Startup Conjures Up Channel-Boosting Gear

LOS ANGELES -- Startup Imagine Communications this week is set to take the wraps off its first product: a system it claims will let operators stuff 50% more HD or standard-definition channels into the same amount of bandwidth, without hurting the quality of the video.

The ICE Broadcast System, to be shown at the Society of Cable Telecommunications Engineers’ Conference on Emerging Technologies here, optimizes MPEG-2 video streams, using Imagine’s proprietary processing algorithms to reencode the video at a lower bit rate while supposedly preserving image quality. The system then statistically multiplexes the streams to allow up to three HD or 15 SD channels to fit into a 6-Megahertz quadrature amplitude modulation carrier.

San Diego-based Imagine, founded in 2005, originally began developing a way to improve the efficiency of constant bit-rate video-on-demand streams.

But with competitors like DirecTV and Verizon Communications targeting 100-plus HD channel lineups in 2008, cable customers had a more urgent need to maximize linear broadcast programming encoded at variable bit rates, said Marc Tayer, Imagine’s senior vice president of marketing and business development.

Imagine would not disclose pricing for ICE Broadcast. But Tayer claimed it would be less expensive, on a per-subscriber basis, than any alternative technique for expanding or optimizing bandwidth. That includes switched digital video, node splits, spectrum overlay, upgrading to 1-Gigahertz or migrating to MPEG-4, he said.

Operators will use multiple approaches to maximize bandwidth, Tayer acknowledged. But, he said, “if you look at all of those, using ICE Broadcast is by far the most cost-effective and least disruptive option.”

For one thing, according to Imagine, its system requires no changes outside of the headend -- because the video is delivered in standard MPEG-2 format -- whereas switched video, MPEG-4 and plant upgrades each require some modification at a set-top level.

In Imagine’s calculations, the potential bandwidth efficiencies are considerable.

Using the startup’s video reprocessing and multiplexing technologies for broadcast, switched digital video and VOD programming, a cable operator could reclaim more than 100 MHz of spectrum, or 18 QAMs, Imagine claims.
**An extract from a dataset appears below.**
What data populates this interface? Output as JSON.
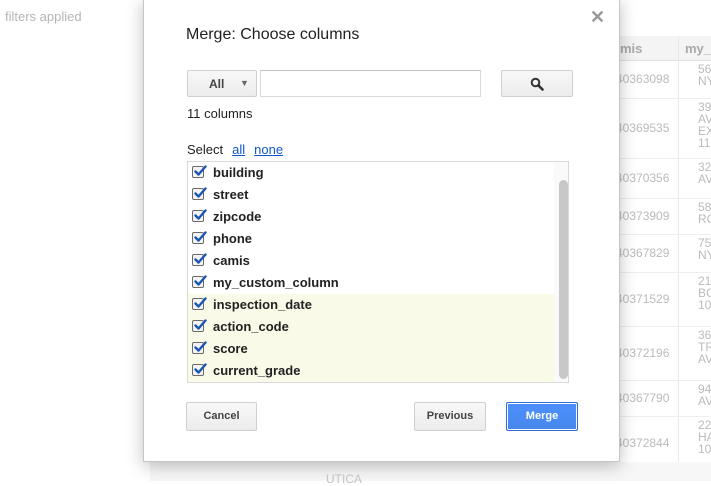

The assumption is that an operator is broadcasting more than 100 SD and up to 75 HD channels, as well as optimizing VOD streams.

But because Imagine won’t publicly discuss pricing, it’s not clear how much such a solution would cost. In addition, the company won’t say how many servers are required in a cable headend to reclaim that amount of spectrum, except that “multiple” one-rack-unit-high ICE Broadcast Processor servers would be needed per QAM to process video in real-time.

Imagine said ICE Broadcast currently is being deployed by three cable operators, which it has not identified. According to industry executives, Comcast Media Center is already using the system to deliver HD programming to customers of its HITS Quantum service.

Operators plan to use ICE Broadcast in different ways, Tayer said. Some will use it for programming that is distributed nationally, while others take a regional or even headend-by-headend approach. “It’s not one-size-fits-all,” Tayer said.

Meanwhile, Imagine’s products for switched digital video and video-on-demand are still in the works.

The SDV staging processor, which takes an incoming MPEG-2 stream and outputs it at a fixed bit rate, will be available in early 2008, Tayer said. For example, it can clamp SD video into standard 3.75-megabits-per-second streams for delivery over a switched digital video system. “It’s basically higher quality constant bit-rate video,” he said.

A second switched video product from Imagine, due later in the year, will statistically multiplex variable bit-rate streams delivered via an SDV system, theoretically achieving similar bandwidth savings as the ICE Broadcast system. In addition, the company expects to introduce a separate VOD product for preprocessing on-demand video libraries in the second half of 2008.

Imagine was founded by two former BigBand Networks executives. Last year the startup was sued by BigBand, which alleged Imagine infringes on three patents related to video-processing and bandwidth-management technologies.

In response, Imagine denied the allegations and said it was considering suing BigBand for damages caused “by BigBand trying to disrupt [Imagine's] financing and its commercial market entry.”